Only part of the story
- Compiling Thriplow's story from established sources
- Getting intrigued by the local landscape
The sort of local history we had found out was very typical of what can usually be found in existing printed sources. Such information has been gathered from documents by antiquarians and scholars over the past 300 years and then published in books.
Information like this is very important but it only tells part of the story. What intrigued us was that during wet weather, hollows filled up with water, revealing straight edges and right-angles, showing that these ditches had been made by man.
'I started writing down the entries relating to Thriplow and found the reports of accidents, fires, crimes and coroner's reports ...'
Were these ditches surrounding the areas where houses had once stood? It was these 'humps and bumps' which led us on a trail of historical discovery and the formation of the Thriplow Landscape Group.
At first it was difficult to know where information about the village could be found. One of the early speakers to the Thriplow Society was Mike Petty of the Cambridgeshire Collection, part of the main library in Cambridge.
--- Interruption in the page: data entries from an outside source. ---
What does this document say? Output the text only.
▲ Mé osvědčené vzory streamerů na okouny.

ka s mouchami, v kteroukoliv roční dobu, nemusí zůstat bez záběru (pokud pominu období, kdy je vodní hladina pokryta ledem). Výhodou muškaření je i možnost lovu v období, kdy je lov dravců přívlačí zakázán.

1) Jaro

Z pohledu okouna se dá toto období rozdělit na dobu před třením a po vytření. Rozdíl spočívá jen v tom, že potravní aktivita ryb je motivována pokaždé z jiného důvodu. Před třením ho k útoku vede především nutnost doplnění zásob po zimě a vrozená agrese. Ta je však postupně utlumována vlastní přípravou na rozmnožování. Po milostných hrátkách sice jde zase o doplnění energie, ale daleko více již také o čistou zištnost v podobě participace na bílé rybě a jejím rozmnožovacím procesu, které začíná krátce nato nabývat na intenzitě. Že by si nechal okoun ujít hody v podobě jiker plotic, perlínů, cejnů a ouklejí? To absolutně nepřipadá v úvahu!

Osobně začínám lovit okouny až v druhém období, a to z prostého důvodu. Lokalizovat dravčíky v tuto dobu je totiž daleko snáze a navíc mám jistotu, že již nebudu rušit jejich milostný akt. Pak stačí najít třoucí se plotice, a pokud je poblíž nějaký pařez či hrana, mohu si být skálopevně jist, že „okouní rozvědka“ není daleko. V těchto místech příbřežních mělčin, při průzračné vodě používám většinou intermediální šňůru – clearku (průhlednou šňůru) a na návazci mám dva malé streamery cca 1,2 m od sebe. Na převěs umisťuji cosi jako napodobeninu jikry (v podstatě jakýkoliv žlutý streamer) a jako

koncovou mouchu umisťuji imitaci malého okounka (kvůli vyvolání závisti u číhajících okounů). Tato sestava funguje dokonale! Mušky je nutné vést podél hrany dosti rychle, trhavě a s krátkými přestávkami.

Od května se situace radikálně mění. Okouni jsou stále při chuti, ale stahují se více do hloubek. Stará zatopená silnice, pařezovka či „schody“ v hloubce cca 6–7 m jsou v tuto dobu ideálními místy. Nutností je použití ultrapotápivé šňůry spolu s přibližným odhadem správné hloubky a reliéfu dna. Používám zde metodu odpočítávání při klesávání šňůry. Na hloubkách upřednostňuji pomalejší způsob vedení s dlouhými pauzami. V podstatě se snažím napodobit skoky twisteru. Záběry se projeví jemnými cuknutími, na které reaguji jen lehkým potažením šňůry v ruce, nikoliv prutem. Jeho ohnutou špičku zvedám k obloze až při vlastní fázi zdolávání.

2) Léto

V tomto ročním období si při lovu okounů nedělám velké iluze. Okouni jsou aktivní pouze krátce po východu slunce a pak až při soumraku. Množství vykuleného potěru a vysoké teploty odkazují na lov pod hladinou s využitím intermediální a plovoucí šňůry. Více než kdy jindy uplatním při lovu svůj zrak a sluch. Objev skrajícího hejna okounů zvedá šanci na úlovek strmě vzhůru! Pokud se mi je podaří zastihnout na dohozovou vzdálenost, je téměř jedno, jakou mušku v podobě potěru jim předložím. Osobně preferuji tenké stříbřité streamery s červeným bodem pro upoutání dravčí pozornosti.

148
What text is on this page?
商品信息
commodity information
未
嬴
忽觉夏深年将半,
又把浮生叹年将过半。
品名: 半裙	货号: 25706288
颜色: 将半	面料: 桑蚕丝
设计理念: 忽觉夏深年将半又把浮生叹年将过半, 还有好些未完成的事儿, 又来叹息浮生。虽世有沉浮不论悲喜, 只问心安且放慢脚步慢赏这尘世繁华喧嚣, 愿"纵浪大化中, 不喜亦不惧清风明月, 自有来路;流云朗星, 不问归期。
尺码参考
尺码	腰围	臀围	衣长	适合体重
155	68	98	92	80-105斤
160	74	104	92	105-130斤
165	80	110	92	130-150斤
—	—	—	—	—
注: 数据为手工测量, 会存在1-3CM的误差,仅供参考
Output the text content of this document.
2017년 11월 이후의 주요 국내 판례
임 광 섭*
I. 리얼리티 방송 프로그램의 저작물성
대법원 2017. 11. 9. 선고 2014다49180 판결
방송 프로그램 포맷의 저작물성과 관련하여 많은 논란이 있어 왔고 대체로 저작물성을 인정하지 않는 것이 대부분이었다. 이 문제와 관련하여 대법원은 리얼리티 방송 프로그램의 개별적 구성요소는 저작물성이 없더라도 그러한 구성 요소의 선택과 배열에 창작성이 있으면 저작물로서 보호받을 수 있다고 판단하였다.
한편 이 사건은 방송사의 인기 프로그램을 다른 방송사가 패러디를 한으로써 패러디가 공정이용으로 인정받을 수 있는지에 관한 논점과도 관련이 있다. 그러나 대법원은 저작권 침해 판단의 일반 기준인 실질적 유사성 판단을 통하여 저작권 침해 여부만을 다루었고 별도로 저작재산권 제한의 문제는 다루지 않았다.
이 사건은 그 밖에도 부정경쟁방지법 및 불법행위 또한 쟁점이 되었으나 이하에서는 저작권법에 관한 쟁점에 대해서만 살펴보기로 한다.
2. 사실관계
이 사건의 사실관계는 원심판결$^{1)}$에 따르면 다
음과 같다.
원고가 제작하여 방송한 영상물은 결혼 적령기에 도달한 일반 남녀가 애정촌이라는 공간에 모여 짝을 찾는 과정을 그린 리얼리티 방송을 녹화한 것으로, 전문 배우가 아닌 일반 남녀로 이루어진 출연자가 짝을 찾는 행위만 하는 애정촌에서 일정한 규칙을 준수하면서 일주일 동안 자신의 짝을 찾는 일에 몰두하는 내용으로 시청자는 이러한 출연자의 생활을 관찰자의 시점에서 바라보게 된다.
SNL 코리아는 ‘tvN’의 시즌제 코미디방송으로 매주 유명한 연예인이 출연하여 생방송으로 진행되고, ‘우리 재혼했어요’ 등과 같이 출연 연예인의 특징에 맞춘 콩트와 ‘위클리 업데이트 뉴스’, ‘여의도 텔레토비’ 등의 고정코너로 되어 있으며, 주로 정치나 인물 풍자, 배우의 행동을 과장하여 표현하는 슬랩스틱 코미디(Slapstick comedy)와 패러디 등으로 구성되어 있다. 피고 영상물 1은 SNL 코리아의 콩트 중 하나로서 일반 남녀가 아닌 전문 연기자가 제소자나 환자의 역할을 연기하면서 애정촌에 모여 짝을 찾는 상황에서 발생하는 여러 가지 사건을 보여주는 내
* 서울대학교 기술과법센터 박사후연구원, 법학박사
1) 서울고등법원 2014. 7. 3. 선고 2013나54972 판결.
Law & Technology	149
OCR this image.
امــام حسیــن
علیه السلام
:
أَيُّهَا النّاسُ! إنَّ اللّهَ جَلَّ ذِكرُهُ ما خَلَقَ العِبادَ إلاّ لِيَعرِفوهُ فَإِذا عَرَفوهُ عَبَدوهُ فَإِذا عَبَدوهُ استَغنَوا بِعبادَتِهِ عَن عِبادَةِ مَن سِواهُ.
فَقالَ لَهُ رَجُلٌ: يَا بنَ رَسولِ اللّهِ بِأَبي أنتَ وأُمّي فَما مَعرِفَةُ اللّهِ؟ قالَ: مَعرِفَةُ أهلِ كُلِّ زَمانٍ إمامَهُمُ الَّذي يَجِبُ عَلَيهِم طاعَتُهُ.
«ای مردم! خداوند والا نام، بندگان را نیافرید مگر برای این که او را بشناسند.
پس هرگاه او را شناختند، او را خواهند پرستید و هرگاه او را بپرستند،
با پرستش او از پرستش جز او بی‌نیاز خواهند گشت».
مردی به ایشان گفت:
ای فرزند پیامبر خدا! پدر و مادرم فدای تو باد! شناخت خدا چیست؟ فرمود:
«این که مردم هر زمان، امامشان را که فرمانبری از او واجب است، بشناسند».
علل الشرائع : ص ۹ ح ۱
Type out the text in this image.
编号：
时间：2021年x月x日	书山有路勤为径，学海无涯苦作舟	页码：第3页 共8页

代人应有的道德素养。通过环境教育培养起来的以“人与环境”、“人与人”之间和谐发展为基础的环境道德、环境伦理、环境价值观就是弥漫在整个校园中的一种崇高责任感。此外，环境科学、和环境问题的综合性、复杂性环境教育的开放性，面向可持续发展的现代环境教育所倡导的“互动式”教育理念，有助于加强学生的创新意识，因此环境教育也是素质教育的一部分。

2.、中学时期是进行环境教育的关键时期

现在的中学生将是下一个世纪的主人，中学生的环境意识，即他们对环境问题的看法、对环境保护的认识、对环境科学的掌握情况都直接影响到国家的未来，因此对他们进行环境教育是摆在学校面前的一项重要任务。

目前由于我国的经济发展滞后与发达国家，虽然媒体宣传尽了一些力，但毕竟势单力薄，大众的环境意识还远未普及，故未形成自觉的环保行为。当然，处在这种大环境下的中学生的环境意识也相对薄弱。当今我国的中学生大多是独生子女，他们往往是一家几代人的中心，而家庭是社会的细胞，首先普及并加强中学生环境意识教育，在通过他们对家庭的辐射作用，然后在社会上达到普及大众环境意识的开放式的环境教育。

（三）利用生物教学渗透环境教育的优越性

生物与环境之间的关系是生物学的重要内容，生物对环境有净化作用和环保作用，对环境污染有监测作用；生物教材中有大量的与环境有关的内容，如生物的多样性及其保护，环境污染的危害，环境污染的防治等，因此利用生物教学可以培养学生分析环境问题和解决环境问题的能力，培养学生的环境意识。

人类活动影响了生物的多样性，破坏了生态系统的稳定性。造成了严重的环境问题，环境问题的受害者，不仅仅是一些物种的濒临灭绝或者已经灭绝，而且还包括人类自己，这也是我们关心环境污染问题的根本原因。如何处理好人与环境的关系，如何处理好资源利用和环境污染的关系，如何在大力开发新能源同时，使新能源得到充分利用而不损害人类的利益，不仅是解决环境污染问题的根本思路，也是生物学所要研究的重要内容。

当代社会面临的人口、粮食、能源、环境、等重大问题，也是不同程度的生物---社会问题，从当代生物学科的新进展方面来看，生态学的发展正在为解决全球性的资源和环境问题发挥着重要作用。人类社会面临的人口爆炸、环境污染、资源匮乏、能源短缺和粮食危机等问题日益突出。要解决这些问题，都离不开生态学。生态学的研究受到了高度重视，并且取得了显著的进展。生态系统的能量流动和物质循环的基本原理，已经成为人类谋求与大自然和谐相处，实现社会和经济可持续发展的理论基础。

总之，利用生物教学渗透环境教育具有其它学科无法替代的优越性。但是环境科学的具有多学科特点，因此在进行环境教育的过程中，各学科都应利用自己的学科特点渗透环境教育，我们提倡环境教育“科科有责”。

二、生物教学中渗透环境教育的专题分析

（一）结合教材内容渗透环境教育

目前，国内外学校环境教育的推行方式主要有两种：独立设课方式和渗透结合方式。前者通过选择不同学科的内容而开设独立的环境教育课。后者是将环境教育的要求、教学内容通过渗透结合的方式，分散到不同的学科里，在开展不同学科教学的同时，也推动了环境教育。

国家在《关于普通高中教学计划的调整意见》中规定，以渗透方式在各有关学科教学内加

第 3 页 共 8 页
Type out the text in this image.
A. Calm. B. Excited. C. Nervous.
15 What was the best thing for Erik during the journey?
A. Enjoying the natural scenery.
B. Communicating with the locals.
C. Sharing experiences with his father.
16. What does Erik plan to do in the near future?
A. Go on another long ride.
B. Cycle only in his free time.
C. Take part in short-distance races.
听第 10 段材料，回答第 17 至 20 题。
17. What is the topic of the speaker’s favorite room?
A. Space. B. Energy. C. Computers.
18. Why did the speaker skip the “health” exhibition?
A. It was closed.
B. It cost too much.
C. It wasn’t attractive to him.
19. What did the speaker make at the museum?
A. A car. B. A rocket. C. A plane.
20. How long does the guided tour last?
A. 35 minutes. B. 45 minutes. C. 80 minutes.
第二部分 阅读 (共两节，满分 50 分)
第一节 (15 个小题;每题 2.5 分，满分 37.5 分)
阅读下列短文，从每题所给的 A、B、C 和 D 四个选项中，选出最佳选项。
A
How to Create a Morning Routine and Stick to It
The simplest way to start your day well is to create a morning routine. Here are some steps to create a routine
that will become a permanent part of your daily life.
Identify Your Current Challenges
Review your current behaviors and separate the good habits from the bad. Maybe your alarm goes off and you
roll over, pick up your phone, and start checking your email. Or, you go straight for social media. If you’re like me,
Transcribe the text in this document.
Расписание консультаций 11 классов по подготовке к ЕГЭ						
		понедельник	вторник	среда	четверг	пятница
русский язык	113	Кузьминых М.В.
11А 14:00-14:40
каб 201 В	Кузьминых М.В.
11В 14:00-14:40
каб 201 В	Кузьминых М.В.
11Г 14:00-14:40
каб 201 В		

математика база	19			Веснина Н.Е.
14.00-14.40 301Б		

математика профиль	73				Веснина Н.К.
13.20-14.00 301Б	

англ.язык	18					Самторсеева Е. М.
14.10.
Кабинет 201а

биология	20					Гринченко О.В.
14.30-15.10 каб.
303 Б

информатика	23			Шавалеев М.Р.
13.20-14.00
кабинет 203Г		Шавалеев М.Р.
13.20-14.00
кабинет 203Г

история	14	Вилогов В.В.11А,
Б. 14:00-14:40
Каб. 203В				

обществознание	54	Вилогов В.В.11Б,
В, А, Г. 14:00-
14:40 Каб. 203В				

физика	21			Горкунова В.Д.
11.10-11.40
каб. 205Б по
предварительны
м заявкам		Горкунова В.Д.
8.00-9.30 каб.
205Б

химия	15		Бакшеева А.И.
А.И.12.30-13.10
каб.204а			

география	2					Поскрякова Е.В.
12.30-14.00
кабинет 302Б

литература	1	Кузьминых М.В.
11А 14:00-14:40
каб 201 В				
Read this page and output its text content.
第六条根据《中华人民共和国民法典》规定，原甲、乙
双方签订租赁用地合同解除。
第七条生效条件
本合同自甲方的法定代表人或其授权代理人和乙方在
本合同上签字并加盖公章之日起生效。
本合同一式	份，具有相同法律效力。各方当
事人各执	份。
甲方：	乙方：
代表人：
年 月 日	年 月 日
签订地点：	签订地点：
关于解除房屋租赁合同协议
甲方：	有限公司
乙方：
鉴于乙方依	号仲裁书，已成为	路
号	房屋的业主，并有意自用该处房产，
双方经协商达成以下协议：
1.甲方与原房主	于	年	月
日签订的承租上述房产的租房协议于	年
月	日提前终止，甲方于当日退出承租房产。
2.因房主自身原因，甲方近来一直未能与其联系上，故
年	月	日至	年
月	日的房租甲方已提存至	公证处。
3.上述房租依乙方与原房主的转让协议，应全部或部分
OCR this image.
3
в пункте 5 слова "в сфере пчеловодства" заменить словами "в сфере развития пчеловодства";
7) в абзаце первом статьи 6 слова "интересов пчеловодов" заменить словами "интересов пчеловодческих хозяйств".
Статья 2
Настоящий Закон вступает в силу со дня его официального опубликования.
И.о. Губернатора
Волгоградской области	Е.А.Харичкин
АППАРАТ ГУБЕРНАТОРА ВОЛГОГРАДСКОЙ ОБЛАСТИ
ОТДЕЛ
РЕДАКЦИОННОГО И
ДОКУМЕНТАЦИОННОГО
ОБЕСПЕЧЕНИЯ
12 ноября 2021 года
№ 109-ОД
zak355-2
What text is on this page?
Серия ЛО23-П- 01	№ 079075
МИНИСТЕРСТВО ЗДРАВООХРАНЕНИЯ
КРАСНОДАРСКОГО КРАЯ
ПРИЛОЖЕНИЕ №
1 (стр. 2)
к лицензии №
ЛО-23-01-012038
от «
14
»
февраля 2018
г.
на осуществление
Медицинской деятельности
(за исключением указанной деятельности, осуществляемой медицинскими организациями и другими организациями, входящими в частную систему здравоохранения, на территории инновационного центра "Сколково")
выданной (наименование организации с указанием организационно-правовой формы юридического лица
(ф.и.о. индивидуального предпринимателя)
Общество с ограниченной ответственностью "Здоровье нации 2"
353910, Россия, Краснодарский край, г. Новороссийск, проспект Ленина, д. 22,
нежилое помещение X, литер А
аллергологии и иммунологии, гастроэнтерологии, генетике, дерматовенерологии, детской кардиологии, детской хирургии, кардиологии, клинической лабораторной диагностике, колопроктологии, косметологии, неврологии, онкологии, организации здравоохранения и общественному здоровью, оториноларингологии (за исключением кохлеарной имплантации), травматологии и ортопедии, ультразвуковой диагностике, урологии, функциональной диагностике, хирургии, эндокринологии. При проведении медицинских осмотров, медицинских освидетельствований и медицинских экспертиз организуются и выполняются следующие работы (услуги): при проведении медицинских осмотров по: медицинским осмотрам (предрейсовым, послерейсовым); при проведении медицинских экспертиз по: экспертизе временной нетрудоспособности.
He had card-indexed all village references in the Cambridge Chronicle a newspaper that had started in 1770. So I started writing down the entries relating to Thriplow and found the reports of accidents, fires, crimes and coroner's reports fascinating.
I went into Cambridge every week and the past seen through these newspaper reports became more real than reality! I joined a class run by Cambridge University's Board of Continuing Education on Local History so that I could find out more about this fascinating subject.